Kaye closed her eyes, stood still on the sidewalk. She looked around for Farrah Tighe; in her distraction, she had apparently walked out without her, against instructions. No doubt Tighe was frantically searching for her right now. “Even if they are, who will listen to us now?”

“None of the eight women at the clinic have any herpes or HIV I called Lipton and checked. They’re excellent test cases.”

“They aren’t due for ten months,” Kaye said. “If they follow the one-month rule.”

“I know. But I’m sure we’ll find others. We need to talk again — seriously.”

“I’ll be in meetings all day, then at the Americol labs in Baltimore tomorrow.”

“This evening, then. Or doesn’t the truth mean much now?”

“Don’t lecture me about truth, damn it,” Kaye said. She could see National Guard trucks moving in along Center Drive. So far, the protesters had kept to the northern end; she could see their signs and banners from where she stood beside a low grassy hill. She missed Dicken’s next few words. She was fascinated by the distant crowds on the move.

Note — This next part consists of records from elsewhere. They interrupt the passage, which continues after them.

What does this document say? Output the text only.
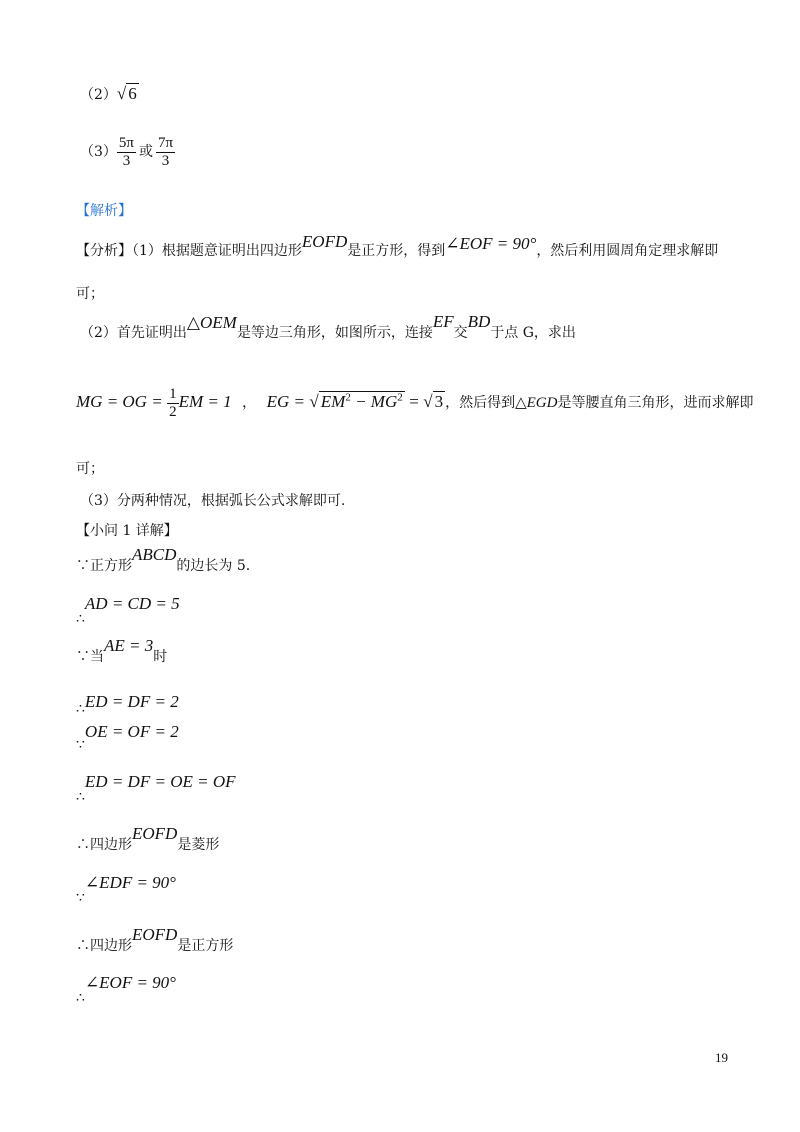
（2）√ 6
$(3) \frac{5\pi}{3}$ 或 $\frac{7\pi}{3}$
【解析】
【分析】（1）根据题意证明出四边形EOFD是正方形，得到∠EOF = 90°，然后利用圆周角定理求解即
可；
（2）首先证明出△OEM是等边三角形，如图所示，连接EF交BD于点 G，求出
MG = OG = $\frac{1}{2}$ EM = 1 ， EG = √ $EM^2 - MG^2$ = √ 3 ，然后得到△EGD是等腰直角三角形，进而求解即
可；
（3）分两种情况，根据弧长公式求解即可.
【小问 1 详解】
∵正方形ABCD的边长为 5.
∴AD = CD = 5
∵当AE = 3时
∴ED = DF = 2
∵OE = OF = 2
∴ED = DF = OE = OF
∴四边形EOFD是菱形
∵∠EDF = 90°
∴四边形EOFD是正方形
∴∠EOF = 90°
19
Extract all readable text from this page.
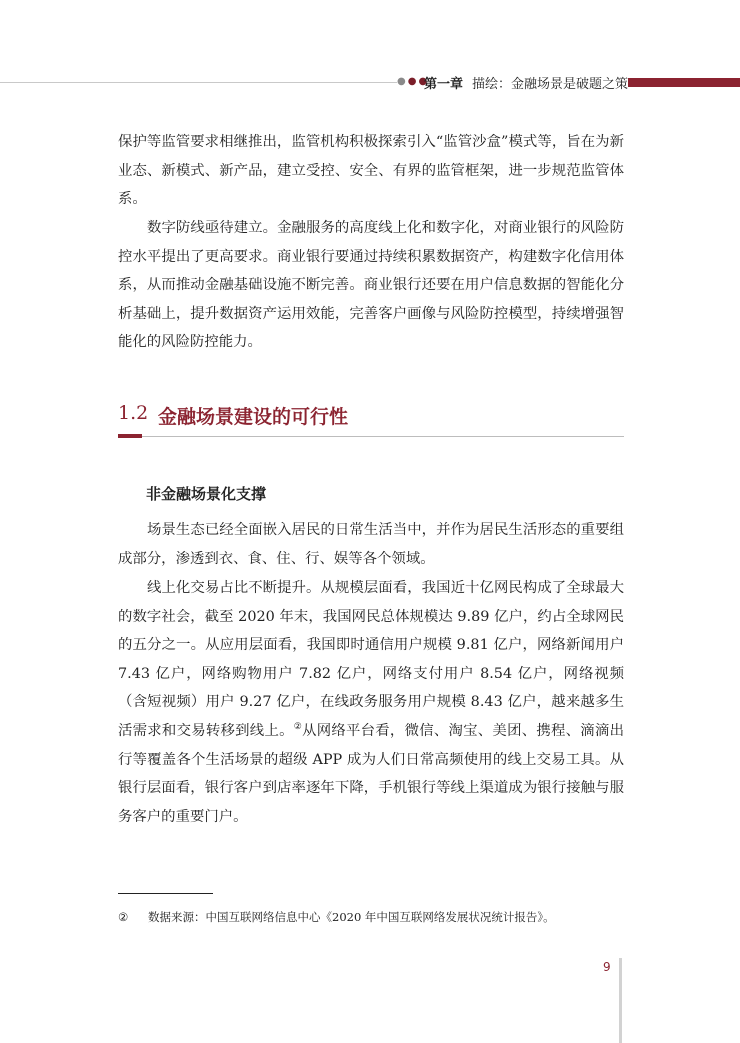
●●●
第一章 描绘：金融场景是破题之策

保护等监管要求相继推出，监管机构积极探索引入“监管沙盒”模式等，旨在为新业态、新模式、新产品，建立受控、安全、有界的监管框架，进一步规范监管体系。

数字防线亟待建立。金融服务的高度线上化和数字化，对商业银行的风险防控水平提出了更高要求。商业银行要通过持续积累数据资产，构建数字化信用体系，从而推动金融基础设施不断完善。商业银行还要在用户信息数据的智能化分析基础上，提升数据资产运用效能，完善客户画像与风险防控模型，持续增强智能化的风险防控能力。

1.2 金融场景建设的可行性
非金融场景化支撑

场景生态已经全面嵌入居民的日常生活当中，并作为居民生活形态的重要组成部分，渗透到衣、食、住、行、娱等各个领域。

线上化交易占比不断提升。从规模层面看，我国近十亿网民构成了全球最大的数字社会，截至 2020 年末，我国网民总体规模达 9.89 亿户，约占全球网民的五分之一。从应用层面看，我国即时通信用户规模 9.81 亿户，网络新闻用户 7.43 亿户，网络购物用户 7.82 亿户，网络支付用户 8.54 亿户，网络视频（含短视频）用户 9.27 亿户，在线政务服务用户规模 8.43 亿户，越来越多生活需求和交易转移到线上。②从网络平台看，微信、淘宝、美团、携程、滴滴出行等覆盖各个生活场景的超级 APP 成为人们日常高频使用的线上交易工具。从银行层面看，银行客户到店率逐年下降，手机银行等线上渠道成为银行接触与服务客户的重要门户。

② 数据来源：中国互联网络信息中心《2020 年中国互联网络发展状况统计报告》。
9
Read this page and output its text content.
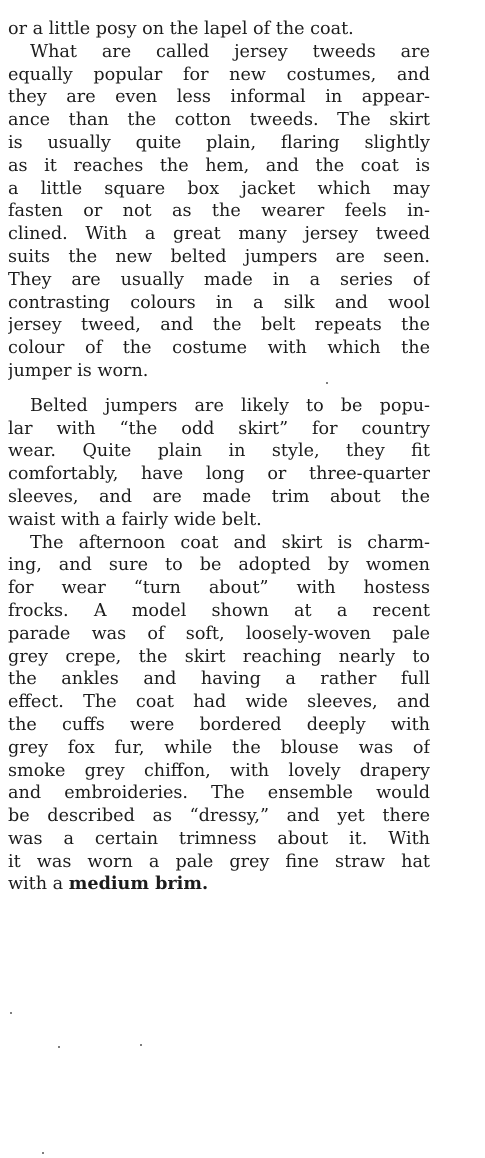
or a little posy on the lapel of the coat.
What are called jersey tweeds are
equally popular for new costumes, and
they are even less informal in appear-
ance than the cotton tweeds. The skirt
is usually quite plain, flaring slightly
as it reaches the hem, and the coat is
a little square box jacket which may
fasten or not as the wearer feels in-
clined. With a great many jersey tweed
suits the new belted jumpers are seen.
They are usually made in a series of
contrasting colours in a silk and wool
jersey tweed, and the belt repeats the
colour of the costume with which the
jumper is worn.
Belted jumpers are likely to be popu-
lar with “the odd skirt” for country
wear. Quite plain in style, they fit
comfortably, have long or three-quarter
sleeves, and are made trim about the
waist with a fairly wide belt.
The afternoon coat and skirt is charm-
ing, and sure to be adopted by women
for wear “turn about” with hostess
frocks. A model shown at a recent
parade was of soft, loosely-woven pale
grey crepe, the skirt reaching nearly to
the ankles and having a rather full
effect. The coat had wide sleeves, and
the cuffs were bordered deeply with
grey fox fur, while the blouse was of
smoke grey chiffon, with lovely drapery
and embroideries. The ensemble would
be described as “dressy,” and yet there
was a certain trimness about it. With
it was worn a pale grey fine straw hat
with a medium brim.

“ — I want to give your idea a fair chance,” Dicken said. “The LPC carries no possible benefit for a simple virus — why use it?”

“Because SHEVA’s a messenger,” Kaye said, her voice soft, between dreamy and distracted. “It’s Darwin’s radio.”

“What?”

“You’ve seen the afterbirth from the Herod’s first-stage fetuses, Christopher. Specialized amniotic sacs…Very sophisticated. Not diseased.”

“Like I said, I want to work on this more. Convince me, Kaye. God, if this Infant C is just a fluke!”

Three blunt little popping sounds came from the north end of the campus, small, toylike. She heard the crowd let out a startled moan, then a distant, high scream.

“I can’t talk, Christopher.” She shut the phone with a plastic clack and ran. The crowd was about a quarter of a mile away, breaking up, people pushing back and scattering along the roads, the parking lots, the brick buildings. No more pops. She slowed to a walk for several steps, considering the danger, then ran again. She had to know. Too much uncertainty in her life. Too much hanging back and inaction, with Saul, with everything and everybody.

Fifty feet from her she saw a stocky man in a brown suit dash out of a building’s rear service door, arms and legs going like windmills. His coat flapped up over a bulging white shirt and he looked ridiculous, but he was quick as a bat out of hell and heading right for her.